If tariffs are imposed, they are unlikely to be applied to airplanes. The U.S. can choose whatever products it believes will put the biggest economic squeeze on the European countries. That could be agricultural goods, autos or anything else that will hurt jobs in Europe.

Negotiating a way out

Clearly, the months it takes to quantify the allowed U.S. retaliation will also be a period of intense political negotiations between the U.S. and the EU.

“The leverage of retaliation will drive the negotiation,” the U.S. lawyer said.

For its part, the EU side will offer to adjust its financing for airplane development so as to comply with WTO rules.

The Airbus news release Tuesday suggested that bringing the A350 and A380 launch aid loan programs into line with WTO requirements would require only “minor action” and “tweaks” to the terms of the loans.

Airbus General Counsel John Harrison said Tuesday the jetmaker “will do what is necessary to correct any errors,” without being specific.

The U.S. lawyer said the advantage in this negotiation lies heavily with the American side. He said it will fall to the U.S. to accept or reject any EU offer of compensation.

Trade war or settlement?

Two extraneous issues will have an impact on how this Airbus case plays out.

One is the impact of the parallel case against Boeing. The WTO ruled last year that the Washington state business-tax rate reduction — worth about $800 million to Boeing since 2004 through 2016 — is an illegal subsidy and that Boeing has failed to fix it.

A ruling on the U.S. appeal of that ruling is due in about nine months. If it loses, Boeing will be in the same position Airbus is in now.

However the two sides differ wildly in interpreting the scope of the penalty Boeing might face if it does lose.

Boeing argues that the level of subsidy Airbus has received with launch aid loans dwarfs Boeing’s savings from the state tax breaks.

In contrast, Airbus argues that every 787 Dreamliner sale was illegally subsidized and will warrant a penalty. So in a news release Tuesday, Airbus said that any potential U.S. sanctions are “likely to be minor” compared to what could come of the European case against Boeing.

A senior Airbus executive and trade lawyer in January warned that if the U.S. imposes tariffs, the EU “will retaliate with megatons to the U.S.’s kilotons.

Logic might dictate that a final settlement of this aerospace-industry dispute between the U.S. and the EU would have to await resolution of both cases.

But perhaps not, because the second issue is the current political climate under Trump.

He has moved aggressively on trade issues with little regard for rules and precedent, and without recourse to international institutions.

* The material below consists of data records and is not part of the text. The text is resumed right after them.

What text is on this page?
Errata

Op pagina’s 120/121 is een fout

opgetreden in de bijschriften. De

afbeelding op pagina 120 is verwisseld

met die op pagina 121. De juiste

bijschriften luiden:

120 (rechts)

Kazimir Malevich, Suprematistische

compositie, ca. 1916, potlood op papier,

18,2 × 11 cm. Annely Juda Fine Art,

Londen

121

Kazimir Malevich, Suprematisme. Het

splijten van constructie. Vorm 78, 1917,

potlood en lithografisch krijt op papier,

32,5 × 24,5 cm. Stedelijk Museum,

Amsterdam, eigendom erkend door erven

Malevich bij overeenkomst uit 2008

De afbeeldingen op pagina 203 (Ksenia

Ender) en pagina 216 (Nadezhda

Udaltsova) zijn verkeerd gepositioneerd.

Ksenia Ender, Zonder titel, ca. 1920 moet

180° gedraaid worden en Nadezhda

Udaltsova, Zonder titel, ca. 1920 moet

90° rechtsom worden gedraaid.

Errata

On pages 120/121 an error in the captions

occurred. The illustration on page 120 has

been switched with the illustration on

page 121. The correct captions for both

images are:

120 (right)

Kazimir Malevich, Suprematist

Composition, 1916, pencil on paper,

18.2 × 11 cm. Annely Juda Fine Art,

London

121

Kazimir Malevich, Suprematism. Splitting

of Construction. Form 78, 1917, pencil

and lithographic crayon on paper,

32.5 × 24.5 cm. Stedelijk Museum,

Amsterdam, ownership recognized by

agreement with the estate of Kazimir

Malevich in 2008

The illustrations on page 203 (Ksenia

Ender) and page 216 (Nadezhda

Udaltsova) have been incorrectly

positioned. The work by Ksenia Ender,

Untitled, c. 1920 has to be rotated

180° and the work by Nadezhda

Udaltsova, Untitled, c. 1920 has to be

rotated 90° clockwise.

For instance, the administration justified the proposed aluminum and steel tariffs as a matter of national security without any attempt to bring a case to the WTO.

The Commerce Department likewise aggressively pursued Boeing’s case against Canadian jetmaker Bombardier over its CSeries jet, before that case went down in flames earlier this year.

Airbus CEO Enders in January accused Boeing of “ruthlessly surfing on this ‘America-First’ wave.”

Yet the Airbus case long predates Trump and has played out over years strictly according to the slow-moving international rules.

That it’s coming to a head at this moment of a U.S. hard line on global trade policy lends an unpredictable edge to any settlement negotiations and elevates the risk of a trade war.